Kala kecil meringis senang, menunjukkan gigi gigi putihnya yang belum tumbuh sempurna. "Daddy, Ala, atikk.."
"Iya sayang, Kala cantiikk. Anak Daddy!"
"Dia cantik karena aku adalah ibunya!" Ucap Tara menimpali, bangga pada dirinya sendiri. Karena kedua anaknya sama-sama berparas indah, baik Kai maupun Kalla.
"Ra, sorry ya. Karena acara ini kamu nggak bisa hadir di acara Kai." Ucap Tama tulus. Ia merasa bersalah atas ini, tapi ia juga ingin mereka memiliki acara mereka sendiri. Baginya, perayaan untuk Kala sendiri tak kalah penting.
"Nggak masalah Tam, anggap aja ini pesta terakhir mereka bareng Kai. Karena sebentar lagi, aku akan ambil Kai."
"Raka sudah setuju, Ra?"
"Setuju nggak setuju!"
Tama tersenyum melihat kilatan kesedihan dimata Tara. Kilatan yang selalu saja muncul ketika mereka membahas Raka dan Kaisar.
"Yasudah, ayo kita turun. Sudah siap kan?"
"Ya! Ayo kita turun.."
"Kita turun sekarang!" Tama melangkah keluar kamar lebih dulu bersama Kala, kemudian disusul Tara. Tak lupa wanita itu kembali menutup pintu kamar mereka.
***
Di lain tempat, tepatnya di kediaman Raka, Nisa menghampiri suaminya yang tengah duduk termenung di sofa. Sejak tadi suaminya itu terlihat pendiam dan murung, tidak seperti biasa. Padahal dirumah sedang ramai dipenuhi anak-anak dari tetangga.
"Papa, ada masalah?" Sapa Nisa lembut, sembari mengusap seringan bulu bahu kokoh Raka.
"Enggak sayang." Elak Raka sembari membuang pandangannya dari Nisa. Akhir-akhir ini, mood nya benar-benar kacau.
"Pa, ini ulang tahun anak kita loh? Tapi kok Papa kelihatannya nggak happy gitu sih?"
Nisa mendengus kesal.
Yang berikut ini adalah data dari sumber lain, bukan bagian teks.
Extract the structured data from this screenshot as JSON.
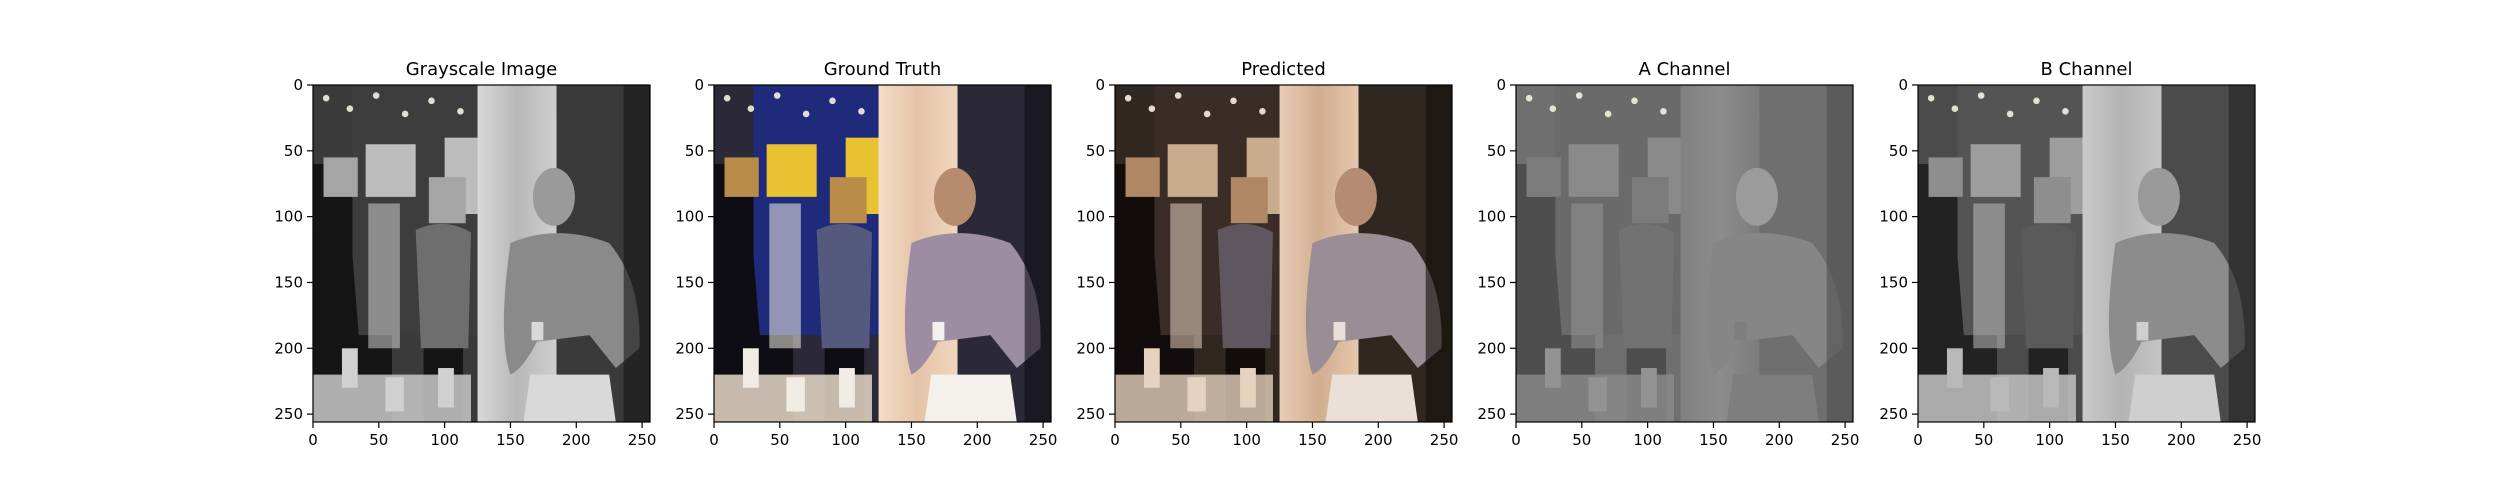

Ia paling tidak suka diabaikan. "Yasudah, terserah Papa aja." Ketus Nisa lalu beranjak pergi sembari mengusap perut besarnya.
Raka mengacak kasar surai gelapnya. Iya yakin rencananya akan berjalan lancar, tetapi kenapa dirinya malah dilanda resah begini?
Menyerah, Raka pun bangkit dan memilih keluar menuju teras rumah. Dimana kondisi lebih tenang tanpa suara-suara berisik tamu. Jujur saja, Raka tidak terlalu menyukai keramaian. Ia tidak suka suasana bising, ia juga tidak terlalu menyukai anak-anak. Anaknya Kai bukanlah anak kecil yang cengeng, putranya itu pendiam dan pintar. Mungkin itulah yang membuatnya menyukai Kaisar, atau mungkin karena Kaisar memang darah dagingnya. Raka juga tidak tahu.
Satu-satunya moment yang ia sukai saat bermain dengan anak-anak selain Kaisar adalah saat ia bersama Kalla, anak Tama. Anak itu juga tidak cengeng dan menyenangkan, cerdas dan juga memiliki tawa yang lucu. Pantas saja Tama sangat menyayanginya.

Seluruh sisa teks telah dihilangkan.